JERUSALEM: Sara Netanyahu, l'épouse du Premier ministre israélien, a laissé entendre qu'un chef de l'opposition avait eu connaissance du projet d'attaque du 7 octobre 2023, à quelques semaines des élections législatives qui s'annoncent particulièrement serrées.

Lors d'une interview diffusée lundi soir sur la chaîne 14 proche du gouvernement, Mme Netanyahu s'en est prise à Yair Golan, un général de l'armée qui dirige le parti "les Démocrates", formation de gauche opposée à la coalition dirigée par son mari.

M. Golan était "déjà habillé et prêt" à l'aube du 7 octobre 2023, "alors que d'autres ne savaient rien, y compris le Premier ministre", a-t-elle déclaré.

Ces propos ont suscité une levée de boucliers dans l'opposition. Le parti de M. Golan a vivement condamné sur son compte X des propos "vils et mensongers".

"La diffusion de théories du complot contre le général Yaïr Golan et la diffamation de son héroïsme le 7 octobre franchissent une ligne rouge qui frise la folie", a ajouté le mouvement.

Gadi Eizenkot, dirigeant du parti Yashar et principal opposant au Premier ministre, a également fustigé sur X "la théorie folle et mensongère du complot de trahison" propagée selon lui par l'entourage de M. Netanyahu pour "attiser la haine et perpétuer" son pouvoir.

Ces accusations font écho à des thèses complotistes récurrentes au sein d'une partie de la classe politique.

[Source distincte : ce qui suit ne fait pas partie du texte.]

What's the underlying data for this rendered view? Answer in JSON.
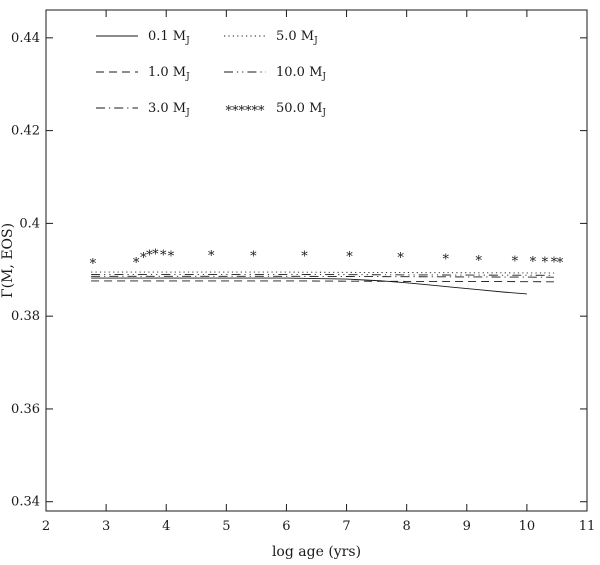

Selon un sondage réalisé pour la chaîne 13 en août, 40% des Israéliens et 63% des électeurs de la coalition actuelle estiment qu'une trahison interne a conduit au massacre du 7 octobre 2023.

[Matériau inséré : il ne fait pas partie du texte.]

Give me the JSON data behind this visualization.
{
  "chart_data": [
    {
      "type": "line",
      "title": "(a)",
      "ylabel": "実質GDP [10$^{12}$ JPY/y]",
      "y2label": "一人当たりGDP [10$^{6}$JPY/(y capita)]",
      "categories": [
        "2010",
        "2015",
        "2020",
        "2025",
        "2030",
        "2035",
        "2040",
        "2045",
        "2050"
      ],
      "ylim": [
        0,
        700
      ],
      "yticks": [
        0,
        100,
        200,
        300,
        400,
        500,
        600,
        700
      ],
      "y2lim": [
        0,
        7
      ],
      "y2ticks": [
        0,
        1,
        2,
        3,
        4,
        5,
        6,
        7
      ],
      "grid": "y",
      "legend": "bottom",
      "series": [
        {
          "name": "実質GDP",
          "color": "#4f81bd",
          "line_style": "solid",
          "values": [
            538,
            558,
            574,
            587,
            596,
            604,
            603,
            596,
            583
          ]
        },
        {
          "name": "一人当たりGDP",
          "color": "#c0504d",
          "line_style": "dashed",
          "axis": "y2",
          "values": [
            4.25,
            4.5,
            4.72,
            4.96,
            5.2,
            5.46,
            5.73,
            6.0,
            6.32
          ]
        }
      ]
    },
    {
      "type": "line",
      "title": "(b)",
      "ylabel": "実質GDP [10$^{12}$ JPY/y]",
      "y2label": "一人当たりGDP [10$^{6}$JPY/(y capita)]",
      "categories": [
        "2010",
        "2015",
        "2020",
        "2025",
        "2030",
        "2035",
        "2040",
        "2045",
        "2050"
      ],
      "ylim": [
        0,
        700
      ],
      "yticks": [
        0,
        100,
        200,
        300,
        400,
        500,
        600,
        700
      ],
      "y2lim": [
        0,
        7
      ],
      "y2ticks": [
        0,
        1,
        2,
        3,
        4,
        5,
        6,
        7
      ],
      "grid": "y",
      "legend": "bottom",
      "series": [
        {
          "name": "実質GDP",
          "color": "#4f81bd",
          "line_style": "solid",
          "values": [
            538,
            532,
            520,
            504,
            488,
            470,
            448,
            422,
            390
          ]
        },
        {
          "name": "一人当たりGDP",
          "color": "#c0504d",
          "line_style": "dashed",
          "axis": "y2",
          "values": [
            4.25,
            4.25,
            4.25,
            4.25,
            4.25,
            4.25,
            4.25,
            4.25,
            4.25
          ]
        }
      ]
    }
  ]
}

L'attaque sans précédent du groupe armé palestinien Hamas contre Israël a fait 1.221 morts, en majorité des civils, selon un décompte de l'AFP. Le Hamas avait également enlevé 251 personnes, emmenées à Gaza.

L'offensive lancée en représailles par Israël dans la bande de Gaza a fait plus de 73.000 morts, selon le ministère de la Santé du territoire palestinien, placé sous l'autorité du Hamas et dont les chiffres sont jugés fiables par l'ONU.

Un cessez-le-feu précaire est en vigueur depuis octobre 2025.